Religious politics vs. Hegelian “philosophy of right” in the courtroom

Friday, February 10th, 2012 Politics

Thanks to the Indiana Senate (and their tactical regrouping over “creationism-in-all-but-name,” last month) I ended up “wasting” a spectacular amount of time poring over the actual court transcripts of Kitzmiller v. Dover Area School District (the famous 2005 “Intelligent Design” Federal Case). (The rest of that site, talkorigins.org, is worth exploring in penetrating—or, time-wasting—detail.)

And the thing is, it’s tremendously satisfying to read this sort of thing, because so many “reason vs. faith” debates (nearly all of them) fail to move the needle in either direction in any public or private forum…and yet it in this instance it turns out that “reason’s” victorious battleground isn’t the laboratory (or the university) but the courtroom. In the context of this famous “Of Pandas and People” proceeding (as in the Scopes trial) the abstracted armature of the debate is removed from labs and pulpits and retro-fitted into much broader questions of civil society (i.e. “the good”), which sounds like a recipe for disaster but actually works. As I sat there combing through direct, cross, redirect, re-cross (and a particular instance where the judge took over questioning himself) it was like I could feel the frustration of so many years of politically-fraught “issues” being reduced to meaningless caricature in the public sphere melting away.

The best part (and I know this is my most incendiary point) is the absence of a jury. Nobody even tries to pull any Johnnie Cochran tricks (not that there’s anything wrong with “jury nullification” techniques during criminal trials). There wouldn’t be any point: the discussion is as logically clean and pure as you can get, because it’s all for the benefit of a single judge—who was appointed by George W. Bush and Rick Santorum (!), and yet gets it right in his decision, because he has no other choice—the only alternative would invalidate the foundations of proceeding itself (like, you might as well tear the courtroom down).

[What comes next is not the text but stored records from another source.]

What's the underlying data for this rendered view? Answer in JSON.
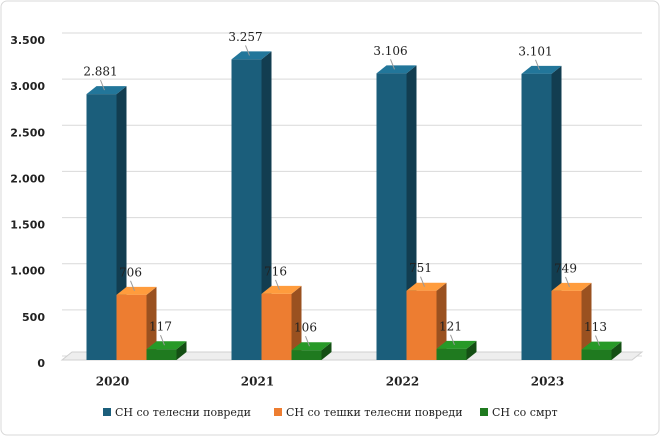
{
  "chart_data": {
    "type": "bar3d",
    "categories": [
      "2020",
      "2021",
      "2022",
      "2023"
    ],
    "series": [
      {
        "name": "СН со телесни повреди",
        "color": "#1b5e7b",
        "values": [
          2881,
          3257,
          3106,
          3101
        ],
        "value_labels": [
          "2.881",
          "3.257",
          "3.106",
          "3.101"
        ]
      },
      {
        "name": "СН со тешки телесни повреди",
        "color": "#ed7d31",
        "values": [
          706,
          716,
          751,
          749
        ]
      },
      {
        "name": "СН со смрт",
        "color": "#1f7a1f",
        "values": [
          117,
          106,
          121,
          113
        ]
      }
    ],
    "ylim": [
      0,
      3500
    ],
    "yticks": [
      {
        "value": 0,
        "label": "0"
      },
      {
        "value": 500,
        "label": "500"
      },
      {
        "value": 1000,
        "label": "1.000"
      },
      {
        "value": 1500,
        "label": "1.500"
      },
      {
        "value": 2000,
        "label": "2.000"
      },
      {
        "value": 2500,
        "label": "2.500"
      },
      {
        "value": 3000,
        "label": "3.000"
      },
      {
        "value": 3500,
        "label": "3.500"
      }
    ],
    "grid": true
  }
}
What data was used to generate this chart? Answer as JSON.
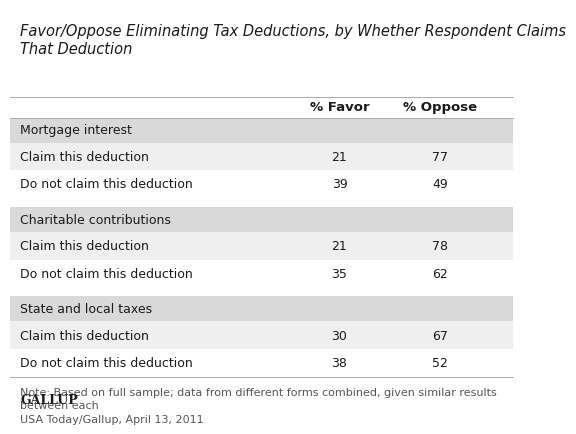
{
  "title": "Favor/Oppose Eliminating Tax Deductions, by Whether Respondent Claims\nThat Deduction",
  "col_headers": [
    "% Favor",
    "% Oppose"
  ],
  "sections": [
    {
      "header": "Mortgage interest",
      "rows": [
        {
          "label": "Claim this deduction",
          "favor": 21,
          "oppose": 77
        },
        {
          "label": "Do not claim this deduction",
          "favor": 39,
          "oppose": 49
        }
      ]
    },
    {
      "header": "Charitable contributions",
      "rows": [
        {
          "label": "Claim this deduction",
          "favor": 21,
          "oppose": 78
        },
        {
          "label": "Do not claim this deduction",
          "favor": 35,
          "oppose": 62
        }
      ]
    },
    {
      "header": "State and local taxes",
      "rows": [
        {
          "label": "Claim this deduction",
          "favor": 30,
          "oppose": 67
        },
        {
          "label": "Do not claim this deduction",
          "favor": 38,
          "oppose": 52
        }
      ]
    }
  ],
  "note": "Note: Based on full sample; data from different forms combined, given similar results\nbetween each\nUSA Today/Gallup, April 13, 2011",
  "brand": "GALLUP",
  "bg_color": "#ffffff",
  "row_odd_bg": "#ffffff",
  "row_even_bg": "#efefef",
  "section_header_bg": "#d9d9d9",
  "text_color": "#1a1a1a",
  "title_color": "#1a1a1a",
  "note_color": "#555555",
  "brand_color": "#1a1a1a",
  "title_fontsize": 10.5,
  "header_fontsize": 9.5,
  "row_fontsize": 9,
  "note_fontsize": 8,
  "brand_fontsize": 9
}
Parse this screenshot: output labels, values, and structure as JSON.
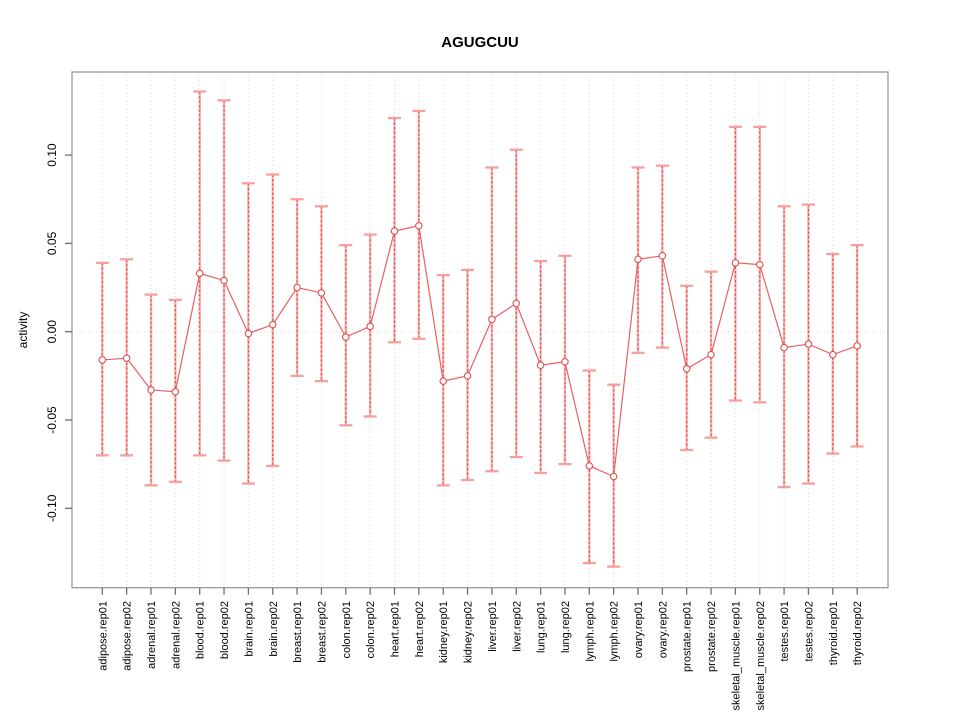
{
  "chart_data": {
    "type": "line",
    "title": "AGUGCUU",
    "xlabel": "",
    "ylabel": "activity",
    "legend_position": "none",
    "marker": "open-circle",
    "grid": "vertical-dotted-gridlines-and-dotted-zero-line",
    "ylim": [
      -0.145,
      0.147
    ],
    "ytick_values": [
      -0.1,
      -0.05,
      0.0,
      0.05,
      0.1
    ],
    "ytick_labels": [
      "-0.10",
      "-0.05",
      "0.00",
      "0.05",
      "0.10"
    ],
    "categories": [
      "adipose.rep01",
      "adipose.rep02",
      "adrenal.rep01",
      "adrenal.rep02",
      "blood.rep01",
      "blood.rep02",
      "brain.rep01",
      "brain.rep02",
      "breast.rep01",
      "breast.rep02",
      "colon.rep01",
      "colon.rep02",
      "heart.rep01",
      "heart.rep02",
      "kidney.rep01",
      "kidney.rep02",
      "liver.rep01",
      "liver.rep02",
      "lung.rep01",
      "lung.rep02",
      "lymph.rep01",
      "lymph.rep02",
      "ovary.rep01",
      "ovary.rep02",
      "prostate.rep01",
      "prostate.rep02",
      "skeletal_muscle.rep01",
      "skeletal_muscle.rep02",
      "testes.rep01",
      "testes.rep02",
      "thyroid.rep01",
      "thyroid.rep02"
    ],
    "series": [
      {
        "name": "activity",
        "values": [
          -0.016,
          -0.015,
          -0.033,
          -0.034,
          0.033,
          0.029,
          -0.001,
          0.004,
          0.025,
          0.022,
          -0.003,
          0.003,
          0.057,
          0.06,
          -0.028,
          -0.025,
          0.007,
          0.016,
          -0.019,
          -0.017,
          -0.076,
          -0.082,
          0.041,
          0.043,
          -0.021,
          -0.013,
          0.039,
          0.038,
          -0.009,
          -0.007,
          -0.013,
          -0.008
        ],
        "error_high": [
          0.039,
          0.041,
          0.021,
          0.018,
          0.136,
          0.131,
          0.084,
          0.089,
          0.075,
          0.071,
          0.049,
          0.055,
          0.121,
          0.125,
          0.032,
          0.035,
          0.093,
          0.103,
          0.04,
          0.043,
          -0.022,
          -0.03,
          0.093,
          0.094,
          0.026,
          0.034,
          0.116,
          0.116,
          0.071,
          0.072,
          0.044,
          0.049
        ],
        "error_low": [
          -0.07,
          -0.07,
          -0.087,
          -0.085,
          -0.07,
          -0.073,
          -0.086,
          -0.076,
          -0.025,
          -0.028,
          -0.053,
          -0.048,
          -0.006,
          -0.004,
          -0.087,
          -0.084,
          -0.079,
          -0.071,
          -0.08,
          -0.075,
          -0.131,
          -0.133,
          -0.012,
          -0.009,
          -0.067,
          -0.06,
          -0.039,
          -0.04,
          -0.088,
          -0.086,
          -0.069,
          -0.065
        ]
      }
    ],
    "colors": {
      "series_line": "#e86060",
      "error_bar_core": "#e04f4f",
      "error_bar_halo": "#f8b4b4",
      "error_bar_cap": "#f59f9f",
      "marker_stroke": "#e04f4f",
      "marker_fill": "#ffffff",
      "grid": "#d8d8d8",
      "zero_line": "#e6d4d4",
      "frame": "#9a9a9a",
      "tick": "#707070",
      "text": "#000000"
    }
  }
}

So why can’t everything be decided like this? Why couldn’t (for example) the “Laffer curve” have been subjected to the same kind of merciless forensic examination as Of Pandas and People? Why couldn’t Sarah Palin be forced to defend her “positions” as rigorously as Michael Behe? Of course, you can’t run the world that way (or even run a trial that way)…at a certain point you have to let the jury and the voters back in, and watch the signal-to-noise ratio plummet. But, just like it’s fun (for a couple of hours in a movie theater) to imagine a world where superheroes can solve our problems, it’s fun to imagine a world where Hegelian debate actually gets used to figure out what should happen next.